The decision to cut funding for Mars exploration was made early in year 2012, with hundreds of millions in cuts that would apply to year 2013. The cuts forced NASA to cancel missions that would have sent a Mars orbiter in 2016, and a Mars rover capable of bringing samples back to Earth in 2018. The U.S. has also backed out of a joint effort with the European Space Agency for one of the cancelled missions.
According to the LA Times, the president's budget proposal cut $300 million from the agency's planetary sciences division. This would be a 20% cut from the $1.5 billion that NASA's Planetary Science Division got for year 2012. These cuts allowed funding to continue for the James Webb Space Telescope and manned space missions. If NASA wants the taxpayers to restore their funding, then Congress currently holds all of the power to do so. But Congress operates in a volatile political climate where Americans have other pressing needs and wishes.
Why NASA is not so eager to pressure the extremely wealthy and corporations that are getting huge tax breaks is the real mystery. The "one percent" could easily restore the $300 million shortfall and allow the agency to move on with Mars initiatives.
According to Newsday, NASA's core budget will stay the same while Mars exploration and other planetary science programs have been "disproportionately" and "specifically" been chosen for funding cuts. The time is ripe for NASA to pressure the government for more money, given the recent success of the Curiosity landing, the massive public delight in the flashy landing, and the fine work that Jet Propulsion Lab has done.
But the claim that the cuts are inexplicable is disingenuous and cynical. While saying that the cuts are a mystery, Newsday speculates that,
"It is probably nothing more than this: Big, powerful industrial stakeholders clamored for NASA's dollars and won out over a nerdy group of planetary scientists. NASA cut the Mars program because officials felt they could, expecting that Mars would disappear quietly into the night."
A more reasonable explanation is that NASA is exploiting the Rover's success to put public pressure on Washington. One such appeal is based on a "space race" mentality where the public is supposed to be afraid of Russia or China getting ahead of America. Another appeal is that the highly successful Mars programs are supposed to attract young students to become scientists.
Too many Americans realize that the government has far more pressing programs at home and that the returns from expensive trips to Mars do not even begin to compare with rebuilding bridges, making educations affordable, or stimulating the economy.

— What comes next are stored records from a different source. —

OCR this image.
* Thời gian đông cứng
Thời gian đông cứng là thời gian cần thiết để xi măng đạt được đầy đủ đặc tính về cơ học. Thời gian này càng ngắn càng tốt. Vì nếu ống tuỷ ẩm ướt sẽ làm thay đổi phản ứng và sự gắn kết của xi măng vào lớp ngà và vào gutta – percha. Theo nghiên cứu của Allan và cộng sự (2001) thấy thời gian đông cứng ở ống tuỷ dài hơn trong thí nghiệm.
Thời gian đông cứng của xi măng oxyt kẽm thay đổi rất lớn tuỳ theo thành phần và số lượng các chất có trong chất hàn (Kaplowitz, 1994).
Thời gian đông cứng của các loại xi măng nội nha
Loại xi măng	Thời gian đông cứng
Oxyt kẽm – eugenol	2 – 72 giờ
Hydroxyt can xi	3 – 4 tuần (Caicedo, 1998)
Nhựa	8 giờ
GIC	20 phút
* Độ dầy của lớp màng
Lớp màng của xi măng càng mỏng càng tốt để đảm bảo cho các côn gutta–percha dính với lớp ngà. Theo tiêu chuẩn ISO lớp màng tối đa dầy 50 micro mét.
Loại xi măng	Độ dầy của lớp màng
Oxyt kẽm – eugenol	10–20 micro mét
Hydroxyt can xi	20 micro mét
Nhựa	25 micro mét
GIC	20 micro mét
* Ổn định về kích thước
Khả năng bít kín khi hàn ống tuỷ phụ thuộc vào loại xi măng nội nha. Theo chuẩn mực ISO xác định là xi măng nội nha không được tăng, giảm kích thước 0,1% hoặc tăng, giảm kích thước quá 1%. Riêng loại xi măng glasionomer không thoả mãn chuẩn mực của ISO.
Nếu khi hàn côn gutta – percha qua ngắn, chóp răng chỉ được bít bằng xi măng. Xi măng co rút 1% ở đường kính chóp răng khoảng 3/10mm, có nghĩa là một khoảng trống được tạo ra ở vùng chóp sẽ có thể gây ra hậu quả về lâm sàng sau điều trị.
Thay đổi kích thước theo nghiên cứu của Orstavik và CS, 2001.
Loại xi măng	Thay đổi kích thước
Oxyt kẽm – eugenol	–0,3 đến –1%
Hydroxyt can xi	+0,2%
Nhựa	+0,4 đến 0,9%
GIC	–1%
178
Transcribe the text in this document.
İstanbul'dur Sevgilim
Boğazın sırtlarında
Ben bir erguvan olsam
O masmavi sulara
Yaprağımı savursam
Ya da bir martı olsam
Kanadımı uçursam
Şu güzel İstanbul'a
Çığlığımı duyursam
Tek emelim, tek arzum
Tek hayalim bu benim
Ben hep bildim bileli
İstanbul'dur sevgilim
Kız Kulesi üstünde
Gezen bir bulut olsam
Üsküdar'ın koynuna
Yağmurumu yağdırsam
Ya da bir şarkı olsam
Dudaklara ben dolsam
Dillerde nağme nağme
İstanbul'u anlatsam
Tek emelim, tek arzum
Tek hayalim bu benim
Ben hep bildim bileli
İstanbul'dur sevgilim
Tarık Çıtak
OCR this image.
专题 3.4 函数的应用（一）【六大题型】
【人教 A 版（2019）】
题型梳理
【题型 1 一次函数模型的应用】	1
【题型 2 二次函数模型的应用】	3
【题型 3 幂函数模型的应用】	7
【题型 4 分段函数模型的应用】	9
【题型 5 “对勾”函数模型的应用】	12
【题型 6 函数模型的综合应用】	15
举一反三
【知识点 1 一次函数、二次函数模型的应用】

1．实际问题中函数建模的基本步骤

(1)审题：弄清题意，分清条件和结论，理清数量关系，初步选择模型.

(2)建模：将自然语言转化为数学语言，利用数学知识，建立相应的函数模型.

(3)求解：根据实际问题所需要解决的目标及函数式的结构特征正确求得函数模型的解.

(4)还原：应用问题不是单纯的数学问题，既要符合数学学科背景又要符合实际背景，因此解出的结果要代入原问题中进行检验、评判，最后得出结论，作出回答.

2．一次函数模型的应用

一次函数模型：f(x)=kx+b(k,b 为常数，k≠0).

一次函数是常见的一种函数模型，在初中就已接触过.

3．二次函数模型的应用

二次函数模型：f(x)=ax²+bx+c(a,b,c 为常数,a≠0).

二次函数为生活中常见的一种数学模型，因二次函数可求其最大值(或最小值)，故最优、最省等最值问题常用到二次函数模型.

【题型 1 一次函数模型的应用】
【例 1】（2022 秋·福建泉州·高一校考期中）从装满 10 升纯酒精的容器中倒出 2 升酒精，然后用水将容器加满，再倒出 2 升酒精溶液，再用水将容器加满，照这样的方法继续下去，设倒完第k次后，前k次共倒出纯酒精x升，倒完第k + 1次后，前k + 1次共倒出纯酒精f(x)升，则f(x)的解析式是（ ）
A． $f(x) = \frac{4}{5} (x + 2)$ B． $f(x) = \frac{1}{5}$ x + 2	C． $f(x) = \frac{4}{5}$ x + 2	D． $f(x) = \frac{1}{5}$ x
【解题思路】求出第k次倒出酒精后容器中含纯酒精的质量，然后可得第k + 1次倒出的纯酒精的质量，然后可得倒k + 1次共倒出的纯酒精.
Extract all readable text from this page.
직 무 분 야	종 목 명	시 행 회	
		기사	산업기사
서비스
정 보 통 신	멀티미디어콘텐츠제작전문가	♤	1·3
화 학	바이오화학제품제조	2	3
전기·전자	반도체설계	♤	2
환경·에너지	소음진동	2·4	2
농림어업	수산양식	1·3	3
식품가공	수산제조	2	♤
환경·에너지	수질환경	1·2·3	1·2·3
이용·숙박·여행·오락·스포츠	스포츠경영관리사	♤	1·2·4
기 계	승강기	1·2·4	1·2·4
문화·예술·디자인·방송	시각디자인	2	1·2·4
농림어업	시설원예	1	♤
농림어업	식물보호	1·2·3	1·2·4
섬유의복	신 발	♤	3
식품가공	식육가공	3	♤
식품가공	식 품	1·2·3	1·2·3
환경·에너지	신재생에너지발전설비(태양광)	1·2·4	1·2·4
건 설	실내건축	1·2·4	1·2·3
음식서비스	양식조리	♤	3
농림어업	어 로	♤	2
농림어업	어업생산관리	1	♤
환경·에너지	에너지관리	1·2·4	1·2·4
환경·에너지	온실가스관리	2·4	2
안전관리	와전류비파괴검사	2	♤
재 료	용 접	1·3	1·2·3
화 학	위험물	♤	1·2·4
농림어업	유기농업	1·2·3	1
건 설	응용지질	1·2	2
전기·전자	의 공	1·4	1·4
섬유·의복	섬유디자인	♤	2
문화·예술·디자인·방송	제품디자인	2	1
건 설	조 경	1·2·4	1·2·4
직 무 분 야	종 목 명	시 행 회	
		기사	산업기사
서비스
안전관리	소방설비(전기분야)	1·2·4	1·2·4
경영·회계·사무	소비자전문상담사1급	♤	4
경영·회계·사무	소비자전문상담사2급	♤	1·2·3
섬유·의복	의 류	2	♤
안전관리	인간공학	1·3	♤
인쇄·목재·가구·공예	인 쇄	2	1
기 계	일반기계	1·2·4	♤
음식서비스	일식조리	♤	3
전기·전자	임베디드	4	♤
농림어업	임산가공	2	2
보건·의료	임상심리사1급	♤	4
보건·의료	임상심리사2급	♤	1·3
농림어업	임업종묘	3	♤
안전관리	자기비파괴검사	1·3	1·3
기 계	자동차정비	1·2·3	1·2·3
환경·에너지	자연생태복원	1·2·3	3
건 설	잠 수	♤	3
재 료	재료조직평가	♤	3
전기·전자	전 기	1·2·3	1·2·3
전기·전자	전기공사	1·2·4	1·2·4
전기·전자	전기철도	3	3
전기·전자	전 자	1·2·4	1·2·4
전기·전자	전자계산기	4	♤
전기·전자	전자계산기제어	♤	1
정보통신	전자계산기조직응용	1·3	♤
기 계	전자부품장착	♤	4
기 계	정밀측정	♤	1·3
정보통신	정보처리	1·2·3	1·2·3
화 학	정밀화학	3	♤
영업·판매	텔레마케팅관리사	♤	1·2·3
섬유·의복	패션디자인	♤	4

After all, if the students cannot afford to go to school, or if the schools are crumbling and over crowded, then where are the students going to get a technical or science degree that will get them hired at NASA? NASA claims to have education programs in its budget, but how many of those programs actually build scientists who can qualify to work there?
NASA, its backers, and fans of space exploration need to acknowledge the president's desire to protect its core budget. NASA knows that it faces a House of Representatives that is dominated by anti-government politicians. Finally, when it comes to exciting, but expensive planetary exploration, it is time to get in line behind the injured military veterans who cannot get their benefits, and getting the long term unemployed back to work.
NASA needs to realize that the agency may raise more anger than support when demanding that struggling individual taxpayers restore the $300 million when the most sensible alternative is for the corporations and extremely wealthy individuals to invest some of the money that they reaped with huge tax breaks. Those are the Americans who need to be pressured to restore the $300 million for NASA Mars ambitions.